Pablo Larrea

Personal information
- Full name: Pablo Guido Larrea Gambara
- Date of birth: 4 February 1994 (age 32)
- Place of birth: Madrid, Spain
- Height: 1.78 m (5 ft 10 in)
- Position: Midfielder

Team information
- Current team: Cartagena
- Number: 10

Youth career
- Atlético Madrid
- 2010–2012: Villarreal

Senior career*
- Years: Team / Apps / (Gls)
- 2012–2015: Villarreal C / 69 / (2)
- 2015–2017: Villarreal B / 66 / (2)
- 2017–2019: Numancia / 29 / (0)
- 2019: → Ponferradina (loan) / 15 / (0)
- 2019–2021: Ponferradina / 68 / (2)
- 2021–2023: Tenerife / 42 / (0)
- 2023–2025: Real Murcia / 32 / (0)
- 2025: Algeciras / 13 / (0)
- 2025–: Cartagena / 27 / (1)

= Pablo Larrea =

Spanish footballer

Pablo Guido Larrea Gambara (born 4 February 1994) is a Spanish professional footballer who plays as a central midfielder for Primera Federación club Cartagena.

==Club career==
Born in Madrid, Larrea represented Villarreal CF as a youth, and made his senior debut with the C-team during the 2011–12 season, in Tercera División. On 27 June 2015, he signed a new two-year contract with the club, being promoted to the reserves in Segunda División B.

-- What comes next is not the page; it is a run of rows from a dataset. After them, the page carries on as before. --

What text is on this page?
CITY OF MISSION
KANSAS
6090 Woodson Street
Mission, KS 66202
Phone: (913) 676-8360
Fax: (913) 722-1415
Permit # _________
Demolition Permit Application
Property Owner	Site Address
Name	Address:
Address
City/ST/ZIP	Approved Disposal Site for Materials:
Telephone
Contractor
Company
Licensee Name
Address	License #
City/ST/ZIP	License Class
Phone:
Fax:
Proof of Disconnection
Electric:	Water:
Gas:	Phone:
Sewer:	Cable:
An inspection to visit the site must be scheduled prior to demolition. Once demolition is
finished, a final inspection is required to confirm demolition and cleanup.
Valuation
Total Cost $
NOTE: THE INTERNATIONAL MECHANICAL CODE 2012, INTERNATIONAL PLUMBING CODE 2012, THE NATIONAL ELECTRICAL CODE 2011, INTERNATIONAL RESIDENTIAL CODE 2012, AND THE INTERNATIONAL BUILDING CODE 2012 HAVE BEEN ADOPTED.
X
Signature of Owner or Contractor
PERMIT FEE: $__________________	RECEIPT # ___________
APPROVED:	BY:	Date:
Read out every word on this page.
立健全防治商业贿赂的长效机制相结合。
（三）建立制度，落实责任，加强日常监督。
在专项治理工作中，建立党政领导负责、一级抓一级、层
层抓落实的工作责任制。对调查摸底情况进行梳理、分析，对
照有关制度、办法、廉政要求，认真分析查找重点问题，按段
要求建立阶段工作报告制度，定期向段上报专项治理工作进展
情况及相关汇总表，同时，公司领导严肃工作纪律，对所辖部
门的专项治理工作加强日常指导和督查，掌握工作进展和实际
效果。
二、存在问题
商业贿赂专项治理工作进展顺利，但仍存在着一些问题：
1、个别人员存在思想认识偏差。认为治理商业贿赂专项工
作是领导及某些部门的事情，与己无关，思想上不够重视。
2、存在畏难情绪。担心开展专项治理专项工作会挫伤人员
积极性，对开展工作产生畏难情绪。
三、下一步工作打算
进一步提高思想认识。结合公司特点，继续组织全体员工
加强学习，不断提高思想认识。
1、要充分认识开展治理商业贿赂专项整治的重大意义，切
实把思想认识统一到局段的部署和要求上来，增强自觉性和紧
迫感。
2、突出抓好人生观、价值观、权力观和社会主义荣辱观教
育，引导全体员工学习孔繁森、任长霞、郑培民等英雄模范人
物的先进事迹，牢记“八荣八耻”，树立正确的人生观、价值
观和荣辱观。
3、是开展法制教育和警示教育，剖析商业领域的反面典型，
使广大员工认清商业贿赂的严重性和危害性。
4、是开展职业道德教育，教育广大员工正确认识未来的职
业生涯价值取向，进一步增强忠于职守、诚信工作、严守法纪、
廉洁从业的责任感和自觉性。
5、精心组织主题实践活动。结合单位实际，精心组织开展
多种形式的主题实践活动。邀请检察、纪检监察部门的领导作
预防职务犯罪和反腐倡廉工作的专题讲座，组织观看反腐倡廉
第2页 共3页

On 5 July 2017, Larrea signed a two-year contract with Segunda División club CD Numancia. He made his professional debut on 26 August, coming on as a late substitute for Iñigo Pérez in a 2–2 away draw against Rayo Vallecano.

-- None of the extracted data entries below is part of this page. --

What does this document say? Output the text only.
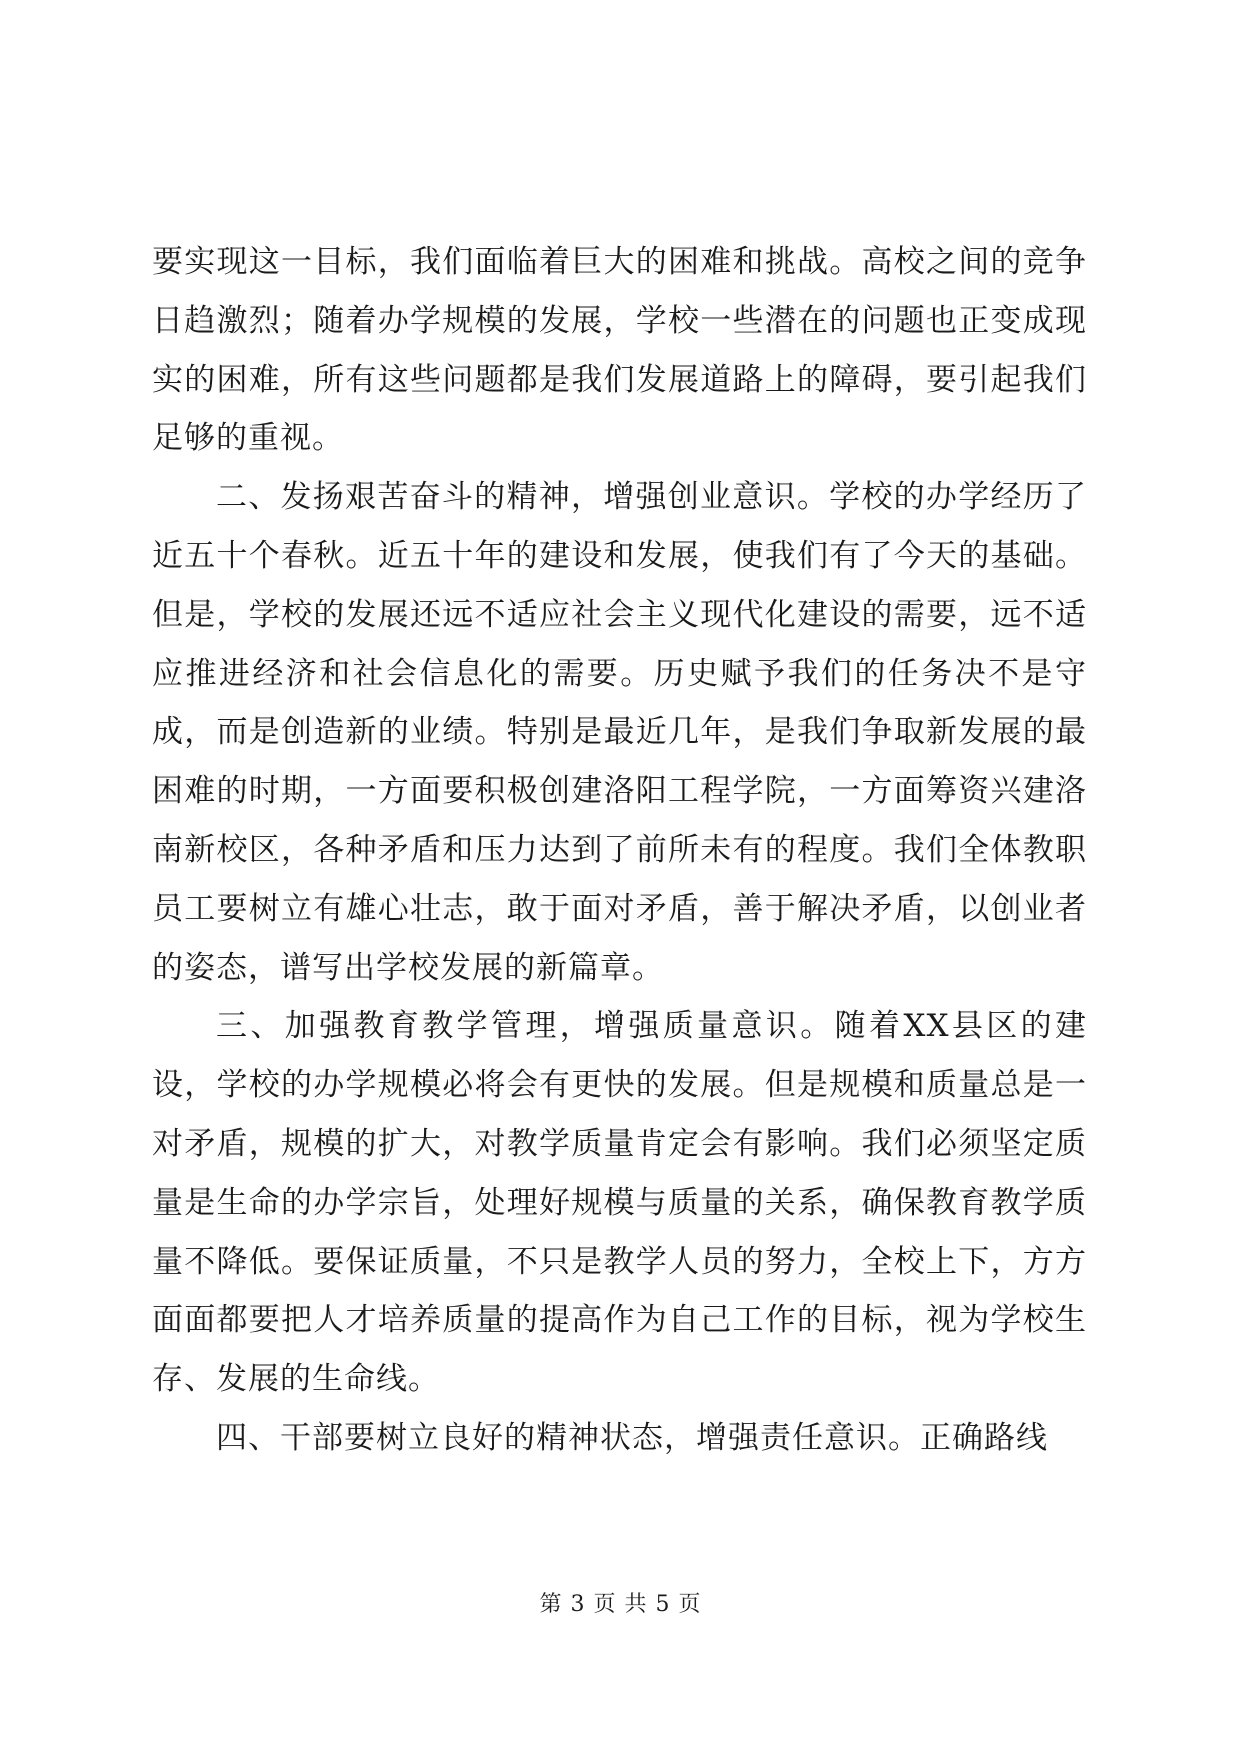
要实现这一目标，我们面临着巨大的困难和挑战。高校之间的竞争日趋激烈；随着办学规模的发展，学校一些潜在的问题也正变成现实的困难，所有这些问题都是我们发展道路上的障碍，要引起我们足够的重视。

二、发扬艰苦奋斗的精神，增强创业意识。学校的办学经历了近五十个春秋。近五十年的建设和发展，使我们有了今天的基础。但是，学校的发展还远不适应社会主义现代化建设的需要，远不适应推进经济和社会信息化的需要。历史赋予我们的任务决不是守成，而是创造新的业绩。特别是最近几年，是我们争取新发展的最困难的时期，一方面要积极创建洛阳工程学院，一方面筹资兴建洛南新校区，各种矛盾和压力达到了前所未有的程度。我们全体教职员工要树立有雄心壮志，敢于面对矛盾，善于解决矛盾，以创业者的姿态，谱写出学校发展的新篇章。

三、加强教育教学管理，增强质量意识。随着XX县区的建设，学校的办学规模必将会有更快的发展。但是规模和质量总是一对矛盾，规模的扩大，对教学质量肯定会有影响。我们必须坚定质量是生命的办学宗旨，处理好规模与质量的关系，确保教育教学质量不降低。要保证质量，不只是教学人员的努力，全校上下，方方面面都要把人才培养质量的提高作为自己工作的目标，视为学校生存、发展的生命线。

四、干部要树立良好的精神状态，增强责任意识。正确路线

第 3 页 共 5 页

On 25 January 2019, after being rarely used during the first half of the campaign, Larrea was loaned to SD Ponferradina in the third division, until June. On 15 July, after achieving promotion to the second level, he joined Ponfe permanently.

Larrea scored his first professional goal on 7 September 2019, netting the opener in a 1–1 away draw against CF Fuenlabrada. On 25 August 2021, he moved to fellow second division side CD Tenerife on a one-year deal.

On 16 August 2023, Larrea terminated his contract with Tete.